There may be new hope for people suffering from debilitating, slow-healing rotator cuff injuries. Chinese scientists have created an implantable 3D-printed material that both restores shoulder motion and boosts the regrowth of torn tendons.
In a typical rotator cuff injury, one or more of the tendons which connect the shoulder muscles to the head of the humerus (upper arm bone) get partially or fully torn.
If the damage is relatively minor, the injury frequently heals on its own. More severe tears, however, often require surgery to repair. Even then, the recently rejoined tendons may not be able to stand up to the loads placed on them by full use of the shoulder, ultimately resulting in a recurrence of the injury.
Seeking a better-performing alternative to traditional surgical treatments, researchers from The Chinese University of Hong Kong developed the new material.
It's a flexible, stretchable, biocompatible polythiourethane (PHT) elastomer which can be 3D-printed to the exact size and shape required to cover each patient's injury. The printing process is easily conducted at room temperature, using visible light to convert gelatinous PHT resin into solid elastomer form.

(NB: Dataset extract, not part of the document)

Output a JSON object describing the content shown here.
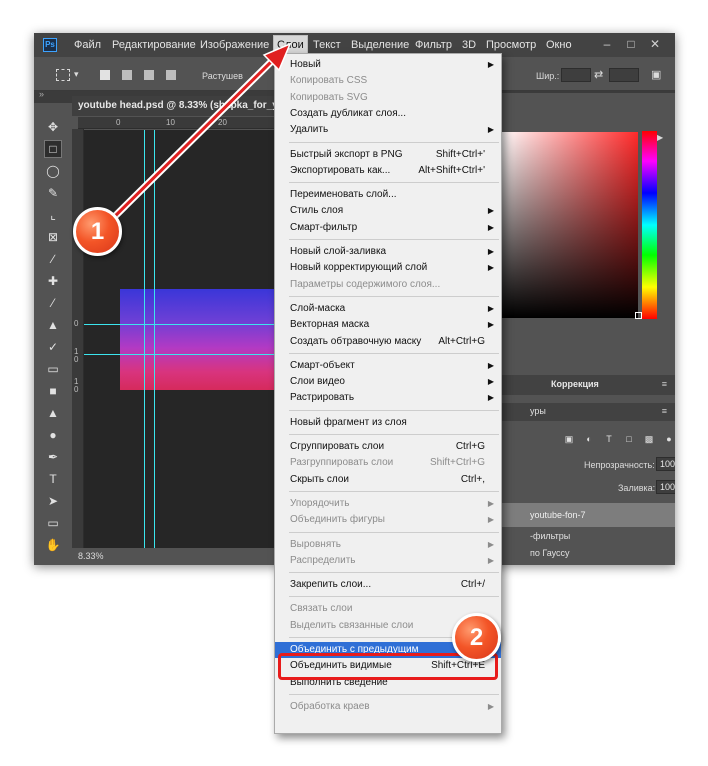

Upon being sutured directly over the tear site on the injured tendon, the material proceeds to mimic the mechanical properties of natural tendon tissue, immediately bringing a full range of motion back to the affected shoulder. In lab experiments, it was able to be stretched at least 10,000 times without failing.
Importantly, though, the material also contains two tendon-promoting growth factor proteins. These encourage cells from the adjacent tendon tissue to grow into the material, which has a scaffolding-like microstructure. Over time, as the elastomer gradually and harmlessly degrades, it's replaced by tendon tissue until nothing but that tissue remains.
When tested on rabbits with rotator cuff injuries, the material was able to regrow tendons across a 1-cm (0.4-inch) gap within a period of eight weeks.
"Our work has achieved the goal of developing an easily manufactured, mechanically robust, pro-regenerative tendon biomaterial that addresses mechanical and biological deficits in rotator cuff injuries while avoiding a complex and laborious production process," says the lead scientist, Prof. Elmer Ker. ""We will continue to prove the significant potential of this newly developed material for the repair of large-to-massive rotator cuff injuries, as well as other soft tissue injuries, in a clinical setting."
A paper on the research was recently published in the journal Bioactive Materials.
Scientists at the University of Connecticut have previously also had success at treating torn rotator cuffs, using implantable meshes containing stem cells and graphene nanoplatelets.